Fenton High School principal Mark Suchowski was not immediately available to return phone messages.
Andrew G. Schmidt Middle School along with North Road, State Road and Tomek-Eastern Elementary Schools all received an “A” accreditation grade on their “report card.”
In the Lake Fenton district, Lake Fenton Middle School, Torrey Hill Intermediate School and West Shore Elementary School all received an “A,” while Lake Fenton High School received a “B” grade.
Lake Fenton superintendent Wayne Wright was not immediately available for comment.
Overall Michigan schools saw a 7.1 percentage point decrease in students making AYP, dropping from 86 percent of schools in 2009-2010 to 79 percent in 2010-2011.
Michigan high school students showed significant declines in the percentage of high schools making AYP, going from 81.9% last year to 60% this year.
Jan Ellis, spokeswoman for the MDE, suggested the drop is the result of increasing proficiency target amid growing academic expectations.

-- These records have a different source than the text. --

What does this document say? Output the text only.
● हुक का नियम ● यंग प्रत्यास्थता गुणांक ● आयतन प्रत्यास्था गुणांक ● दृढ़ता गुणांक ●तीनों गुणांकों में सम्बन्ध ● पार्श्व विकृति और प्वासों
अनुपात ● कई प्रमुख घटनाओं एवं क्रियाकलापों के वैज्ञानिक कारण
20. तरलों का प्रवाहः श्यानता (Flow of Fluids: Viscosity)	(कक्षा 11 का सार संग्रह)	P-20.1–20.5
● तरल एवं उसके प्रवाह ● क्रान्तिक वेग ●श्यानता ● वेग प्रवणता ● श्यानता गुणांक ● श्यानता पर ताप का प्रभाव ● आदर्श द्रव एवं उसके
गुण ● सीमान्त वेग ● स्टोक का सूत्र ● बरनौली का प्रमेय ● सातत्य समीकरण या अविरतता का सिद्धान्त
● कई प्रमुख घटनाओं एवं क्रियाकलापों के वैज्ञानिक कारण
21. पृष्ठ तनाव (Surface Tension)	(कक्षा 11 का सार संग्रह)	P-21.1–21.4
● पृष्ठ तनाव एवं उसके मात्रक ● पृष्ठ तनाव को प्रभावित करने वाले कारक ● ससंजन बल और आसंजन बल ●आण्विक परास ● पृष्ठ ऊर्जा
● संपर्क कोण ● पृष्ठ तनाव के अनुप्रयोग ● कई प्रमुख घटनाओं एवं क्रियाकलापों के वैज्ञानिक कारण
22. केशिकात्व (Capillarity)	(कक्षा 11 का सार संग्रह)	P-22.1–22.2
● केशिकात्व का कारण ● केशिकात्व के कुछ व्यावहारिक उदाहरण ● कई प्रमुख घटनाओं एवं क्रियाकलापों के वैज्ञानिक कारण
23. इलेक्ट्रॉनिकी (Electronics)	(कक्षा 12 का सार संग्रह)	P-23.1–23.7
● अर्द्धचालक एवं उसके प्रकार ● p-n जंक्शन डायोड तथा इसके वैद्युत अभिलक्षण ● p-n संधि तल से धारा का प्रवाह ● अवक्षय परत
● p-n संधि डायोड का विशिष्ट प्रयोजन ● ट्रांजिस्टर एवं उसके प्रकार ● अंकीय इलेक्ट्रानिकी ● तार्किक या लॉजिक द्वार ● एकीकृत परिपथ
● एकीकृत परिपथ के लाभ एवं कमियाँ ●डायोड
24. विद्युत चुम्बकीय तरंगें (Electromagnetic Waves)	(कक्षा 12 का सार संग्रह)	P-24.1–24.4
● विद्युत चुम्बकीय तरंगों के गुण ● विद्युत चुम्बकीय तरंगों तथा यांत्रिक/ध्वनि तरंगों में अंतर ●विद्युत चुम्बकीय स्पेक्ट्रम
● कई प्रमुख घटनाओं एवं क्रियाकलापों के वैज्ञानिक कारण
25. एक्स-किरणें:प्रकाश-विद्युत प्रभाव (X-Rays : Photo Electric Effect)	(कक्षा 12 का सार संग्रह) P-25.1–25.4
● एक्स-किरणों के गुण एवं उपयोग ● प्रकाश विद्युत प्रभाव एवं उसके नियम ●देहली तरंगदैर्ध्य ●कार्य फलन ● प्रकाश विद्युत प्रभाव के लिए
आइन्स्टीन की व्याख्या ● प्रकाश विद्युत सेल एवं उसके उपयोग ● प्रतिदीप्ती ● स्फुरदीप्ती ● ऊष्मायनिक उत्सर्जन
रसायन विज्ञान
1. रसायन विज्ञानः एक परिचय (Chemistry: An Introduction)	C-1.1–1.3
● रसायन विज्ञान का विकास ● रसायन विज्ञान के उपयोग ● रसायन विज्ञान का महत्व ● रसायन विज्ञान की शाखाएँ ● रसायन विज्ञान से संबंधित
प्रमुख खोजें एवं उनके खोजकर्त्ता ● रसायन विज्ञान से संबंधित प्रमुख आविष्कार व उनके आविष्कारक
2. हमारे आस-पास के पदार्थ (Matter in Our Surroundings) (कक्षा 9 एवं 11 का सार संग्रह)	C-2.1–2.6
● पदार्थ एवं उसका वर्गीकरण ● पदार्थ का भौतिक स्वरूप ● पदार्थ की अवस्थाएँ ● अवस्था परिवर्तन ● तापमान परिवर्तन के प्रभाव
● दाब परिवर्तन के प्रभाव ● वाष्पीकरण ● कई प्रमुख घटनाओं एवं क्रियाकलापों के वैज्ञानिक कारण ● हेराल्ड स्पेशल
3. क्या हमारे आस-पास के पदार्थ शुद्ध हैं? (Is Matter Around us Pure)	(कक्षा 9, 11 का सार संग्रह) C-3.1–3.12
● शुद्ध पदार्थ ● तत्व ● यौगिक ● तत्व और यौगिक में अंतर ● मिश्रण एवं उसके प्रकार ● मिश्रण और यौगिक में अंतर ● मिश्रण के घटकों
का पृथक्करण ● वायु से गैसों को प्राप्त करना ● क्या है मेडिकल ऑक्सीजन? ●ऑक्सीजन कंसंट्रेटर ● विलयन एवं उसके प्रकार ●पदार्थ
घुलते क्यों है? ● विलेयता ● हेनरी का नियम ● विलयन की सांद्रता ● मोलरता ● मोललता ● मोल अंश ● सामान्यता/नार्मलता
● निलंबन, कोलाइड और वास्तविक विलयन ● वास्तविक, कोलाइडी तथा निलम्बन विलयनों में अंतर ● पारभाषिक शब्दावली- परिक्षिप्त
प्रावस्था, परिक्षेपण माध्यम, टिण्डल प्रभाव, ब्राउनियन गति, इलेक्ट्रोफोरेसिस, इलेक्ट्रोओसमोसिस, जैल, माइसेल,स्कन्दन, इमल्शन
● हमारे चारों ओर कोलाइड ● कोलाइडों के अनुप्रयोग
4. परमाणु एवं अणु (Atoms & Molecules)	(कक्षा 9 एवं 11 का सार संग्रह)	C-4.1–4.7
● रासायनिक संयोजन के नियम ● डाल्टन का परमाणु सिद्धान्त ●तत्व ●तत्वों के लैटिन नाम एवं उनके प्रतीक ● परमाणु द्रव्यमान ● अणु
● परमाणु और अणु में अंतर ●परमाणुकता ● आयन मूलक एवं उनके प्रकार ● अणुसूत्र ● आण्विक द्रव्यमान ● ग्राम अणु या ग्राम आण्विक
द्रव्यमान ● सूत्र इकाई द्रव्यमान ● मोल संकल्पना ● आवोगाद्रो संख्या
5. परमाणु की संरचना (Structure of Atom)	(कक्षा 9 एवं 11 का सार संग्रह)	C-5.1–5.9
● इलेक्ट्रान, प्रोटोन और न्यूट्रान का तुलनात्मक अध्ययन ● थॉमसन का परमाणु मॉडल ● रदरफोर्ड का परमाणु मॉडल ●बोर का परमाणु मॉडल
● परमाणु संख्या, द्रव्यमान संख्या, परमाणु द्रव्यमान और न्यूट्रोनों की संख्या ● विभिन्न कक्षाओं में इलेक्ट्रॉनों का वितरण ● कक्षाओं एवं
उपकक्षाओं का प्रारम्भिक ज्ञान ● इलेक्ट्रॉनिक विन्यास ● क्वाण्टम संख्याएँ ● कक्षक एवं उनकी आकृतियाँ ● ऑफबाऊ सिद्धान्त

She said every time the state increases the target by 10 or 12 points, especially in math, there tends to be a group of students on the cusp, that when the scores increase, they just don't make it.
She said the math targets, for instance, had not increased for three years in a row, giving some students a chance to start to catch up, then they jumped significantly this past year, which put students behind again.
"We are raising the bar on what they need to know, to also raise AYP simultaneously is very, very difficult," she said.
Ellis said the state is awaiting word on whether the federal government will give Michigan a waiver on meeting proficiency targets in the next 10 years as it works on boosting overall academic performance.
She said that will allow the state to balance yearly progress with the increase in rigor in schools in Michigan are facing as the state adopts Common Core Standards.
"We want to raise the rigor of what students know, rather than lower the bar," she said.
Common Core Standards, essentially means setting specific goals for what students need to know in each subject. For instance, what exactly students should know in each grade/subject to have a clear understanding of it.
This, Ellis said, will better prepare students for college and career paths, make them reading to take the national assessment test, boost ACT scores and give a better understanding of what they are being taught.